Hello! There are hundreds of ways to address text anxiety, so I would encourage you to keep trying different approaches until you find one that works for you.
1. Preparation: What kind of test is this? Knowing the format of a test lets you understand what information and skills are valuable for the test. Studying for a multiple choice test is very different from studying for an in-class essay. Email or stop in to see your teacher and find out what sort of test you are taking. It may be helpful to explain that you have test anxiety for him/her to understand why you are there.
2. Preparation: What do I know about the book? This is a summer reading test, which I assume is on a book you had to read over the summer. To prepare, go through your knowledge of the book. Here are some sample questions you can ask yourself to review key information:
- Who are the protagonists (main characters)? What are their relationships with each other?
- Who are the antagonists (main villains)? What makes these people/this person a villain?
- Where does this story take place? When does it take place?
- What is the main conflict of the story? What sort of struggle is the protagonist up against, or what sort of task does he/she have to accomplish?
- Can you identify any main ideas or concepts that this book seems to be about (example: friendship, growing up, forgiveness, accepting difference)?
- Is there any sort of phrase or object that appears again and again in the book? If so, why does it keep reappearing? What makes it important?
3. Preparation: Getting ready to take the test Avoid the urge to put off studying until the last possible minute. If you are the kind of person who likes talking to others, find a study buddy from class who you can talk to about the book. If you need silence to concentrate, make up some flashcards and flip through them. The night before the test, make sure that you assign yourself studying time: you get half an hour, and then you have another half hour to decompress before you go to bed. Remember - actually go to bed. Exhaustion makes anxiety 100x worse.

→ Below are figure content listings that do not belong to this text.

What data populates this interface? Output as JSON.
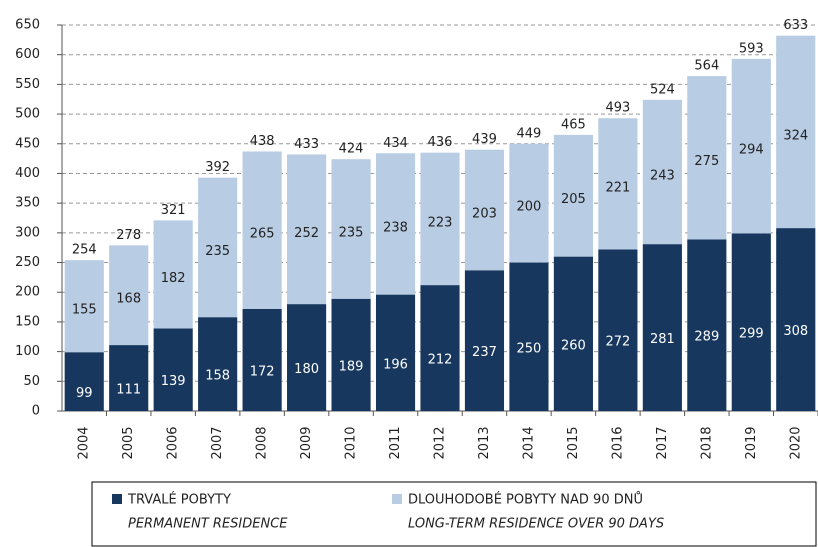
{
  "chart_data": {
    "type": "stacked_bar",
    "categories": [
      "2004",
      "2005",
      "2006",
      "2007",
      "2008",
      "2009",
      "2010",
      "2011",
      "2012",
      "2013",
      "2014",
      "2015",
      "2016",
      "2017",
      "2018",
      "2019",
      "2020"
    ],
    "series": [
      {
        "name": "TRVALÉ POBYTY",
        "name_en": "PERMANENT RESIDENCE",
        "color": "#17375e",
        "values": [
          99,
          111,
          139,
          158,
          172,
          180,
          189,
          196,
          212,
          237,
          250,
          260,
          272,
          281,
          289,
          299,
          308
        ]
      },
      {
        "name": "DLOUHODOBÉ POBYTY NAD 90 DNŮ",
        "name_en": "LONG-TERM RESIDENCE OVER 90 DAYS",
        "color": "#b8cce4",
        "values": [
          155,
          168,
          182,
          235,
          265,
          252,
          235,
          238,
          223,
          203,
          200,
          205,
          221,
          243,
          275,
          294,
          324
        ]
      }
    ],
    "totals": [
      254,
      278,
      321,
      392,
      438,
      433,
      424,
      434,
      436,
      439,
      449,
      465,
      493,
      524,
      564,
      593,
      633
    ],
    "ylim": [
      0,
      650
    ],
    "yticks": [
      0,
      50,
      100,
      150,
      200,
      250,
      300,
      350,
      400,
      450,
      500,
      550,
      600,
      650
    ],
    "grid": true
  }
}
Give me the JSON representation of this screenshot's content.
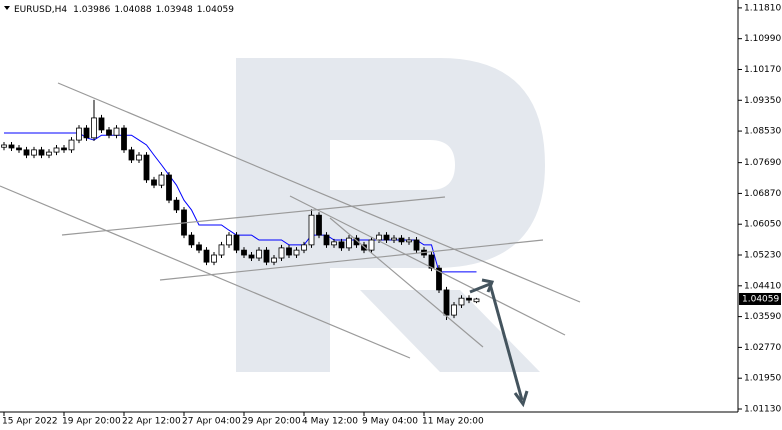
{
  "chart_data": {
    "type": "candlestick",
    "title": "EURUSD,H4",
    "categories": [
      "15 Apr 2022",
      null,
      null,
      null,
      null,
      null,
      null,
      null,
      "19 Apr 20:00",
      null,
      null,
      null,
      null,
      null,
      null,
      null,
      "22 Apr 12:00",
      null,
      null,
      null,
      null,
      null,
      null,
      null,
      "27 Apr 04:00",
      null,
      null,
      null,
      null,
      null,
      null,
      null,
      "29 Apr 20:00",
      null,
      null,
      null,
      null,
      null,
      null,
      null,
      "4 May 12:00",
      null,
      null,
      null,
      null,
      null,
      null,
      null,
      "9 May 04:00",
      null,
      null,
      null,
      null,
      null,
      null,
      null,
      "11 May 20:00",
      null,
      null,
      null,
      null,
      null,
      null,
      null
    ],
    "open": [
      1.081,
      1.0816,
      1.0808,
      1.0803,
      1.0789,
      1.0803,
      1.0789,
      1.0797,
      1.0808,
      1.0803,
      1.0829,
      1.0861,
      1.0835,
      1.0888,
      1.0856,
      1.0842,
      1.0861,
      1.0803,
      1.0776,
      1.0789,
      1.0723,
      1.0709,
      1.0736,
      1.0669,
      1.0643,
      1.0576,
      1.055,
      1.0536,
      1.0504,
      1.0523,
      1.055,
      1.0576,
      1.0536,
      1.0523,
      1.0515,
      1.0536,
      1.0504,
      1.0515,
      1.0542,
      1.0523,
      1.0536,
      1.055,
      1.0629,
      1.0576,
      1.055,
      1.0558,
      1.0542,
      1.0568,
      1.055,
      1.0536,
      1.0563,
      1.0576,
      1.0563,
      1.0568,
      1.0558,
      1.0563,
      1.0536,
      1.0523,
      1.0488,
      1.043,
      1.0363,
      1.039,
      1.0408,
      1.03986
    ],
    "high": [
      1.0824,
      1.0824,
      1.0816,
      1.0811,
      1.0811,
      1.0811,
      1.0805,
      1.0816,
      1.0816,
      1.0837,
      1.0869,
      1.0869,
      1.0936,
      1.0896,
      1.0864,
      1.0869,
      1.0869,
      1.0811,
      1.0797,
      1.0797,
      1.0731,
      1.0744,
      1.0744,
      1.0677,
      1.0651,
      1.0584,
      1.0558,
      1.0544,
      1.0531,
      1.0558,
      1.0584,
      1.0584,
      1.0544,
      1.0531,
      1.0544,
      1.0544,
      1.0523,
      1.055,
      1.055,
      1.0544,
      1.0558,
      1.0645,
      1.0637,
      1.0584,
      1.0566,
      1.0566,
      1.0576,
      1.0576,
      1.0558,
      1.0571,
      1.0584,
      1.0584,
      1.0576,
      1.0576,
      1.0571,
      1.0571,
      1.0544,
      1.0531,
      1.0496,
      1.0438,
      1.0398,
      1.0416,
      1.0416,
      1.04088
    ],
    "low": [
      1.0802,
      1.08,
      1.0795,
      1.0781,
      1.0781,
      1.0781,
      1.0781,
      1.0789,
      1.0795,
      1.0795,
      1.0821,
      1.0827,
      1.0827,
      1.0848,
      1.0834,
      1.0834,
      1.0795,
      1.0768,
      1.0768,
      1.0715,
      1.0701,
      1.0701,
      1.0661,
      1.0635,
      1.0568,
      1.0542,
      1.0528,
      1.0496,
      1.0496,
      1.0515,
      1.0542,
      1.0528,
      1.0515,
      1.0507,
      1.0507,
      1.0496,
      1.0496,
      1.0507,
      1.0515,
      1.0515,
      1.0528,
      1.0542,
      1.0568,
      1.0542,
      1.0542,
      1.0534,
      1.0534,
      1.0542,
      1.0528,
      1.0528,
      1.0555,
      1.0555,
      1.0555,
      1.055,
      1.055,
      1.0528,
      1.0515,
      1.048,
      1.0422,
      1.035,
      1.0355,
      1.0382,
      1.0395,
      1.03948
    ],
    "close": [
      1.0816,
      1.0808,
      1.0803,
      1.0789,
      1.0803,
      1.0789,
      1.0797,
      1.0808,
      1.0803,
      1.0829,
      1.0861,
      1.0835,
      1.0888,
      1.0856,
      1.0842,
      1.0861,
      1.0803,
      1.0776,
      1.0789,
      1.0723,
      1.0709,
      1.0736,
      1.0669,
      1.0643,
      1.0576,
      1.055,
      1.0536,
      1.0504,
      1.0523,
      1.055,
      1.0576,
      1.0536,
      1.0523,
      1.0515,
      1.0536,
      1.0504,
      1.0515,
      1.0542,
      1.0523,
      1.0536,
      1.055,
      1.0629,
      1.0576,
      1.055,
      1.0558,
      1.0542,
      1.0568,
      1.055,
      1.0536,
      1.0563,
      1.0576,
      1.0563,
      1.0568,
      1.0558,
      1.0563,
      1.0536,
      1.0523,
      1.0488,
      1.043,
      1.0363,
      1.039,
      1.0408,
      1.0403,
      1.04059
    ],
    "up_color": "#ffffff",
    "down_color": "#000000",
    "series": [
      {
        "color": "#0000ff",
        "values": [
          1.0848,
          1.0848,
          1.0848,
          1.0848,
          1.0848,
          1.0848,
          1.0848,
          1.0848,
          1.0848,
          1.0848,
          1.0848,
          1.0835,
          1.0829,
          1.0842,
          1.0842,
          1.0842,
          1.0842,
          1.0842,
          1.0829,
          1.0816,
          1.0789,
          1.0763,
          1.0736,
          1.0709,
          1.0669,
          1.0643,
          1.0603,
          1.0603,
          1.0603,
          1.0603,
          1.0589,
          1.0576,
          1.0576,
          1.0576,
          1.0563,
          1.0563,
          1.0563,
          1.0563,
          1.055,
          1.055,
          1.055,
          1.0576,
          1.0576,
          1.0576,
          1.0563,
          1.0563,
          1.0563,
          1.0563,
          1.0563,
          1.0563,
          1.0563,
          1.0563,
          1.0563,
          1.0563,
          1.0563,
          1.0563,
          1.055,
          1.055,
          1.0478,
          1.0478,
          1.0478,
          1.0478,
          1.0478,
          1.0478
        ]
      }
    ],
    "ylim": [
      1.0105,
      1.1202
    ],
    "yticks": [
      {
        "value": 1.1181,
        "label": "1.11810"
      },
      {
        "value": 1.1099,
        "label": "1.10990"
      },
      {
        "value": 1.1017,
        "label": "1.10170"
      },
      {
        "value": 1.0935,
        "label": "1.09350"
      },
      {
        "value": 1.0853,
        "label": "1.08530"
      },
      {
        "value": 1.0769,
        "label": "1.07690"
      },
      {
        "value": 1.0687,
        "label": "1.06870"
      },
      {
        "value": 1.0605,
        "label": "1.06050"
      },
      {
        "value": 1.0523,
        "label": "1.05230"
      },
      {
        "value": 1.0441,
        "label": "1.04410"
      },
      {
        "value": 1.0359,
        "label": "1.03590"
      },
      {
        "value": 1.0277,
        "label": "1.02770"
      },
      {
        "value": 1.0195,
        "label": "1.01950"
      },
      {
        "value": 1.0113,
        "label": "1.01130"
      }
    ]
  }
}
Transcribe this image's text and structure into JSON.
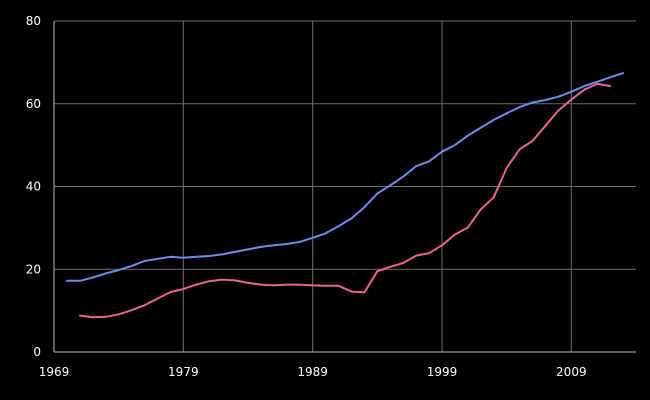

4. Taking the Test Try to arrive early to the test site, and make sure ahead of time that you have everything you will need: pencil, eraser, scrap paper, water, a snack, stress ball - whatever floats your boat! While you are there, take your time. Read each question carefully and take time to think about your response. Many students read quickly and don't even answer the question that the test is asking - they answer a question that they think the test is asking. Don't make that mistake!
5. After the Test Meet with your teacher! Ask for feedback on your performance and for advice on future tests. A little proactive conversation goes a long way to ensuring your next test will be better and less stressful.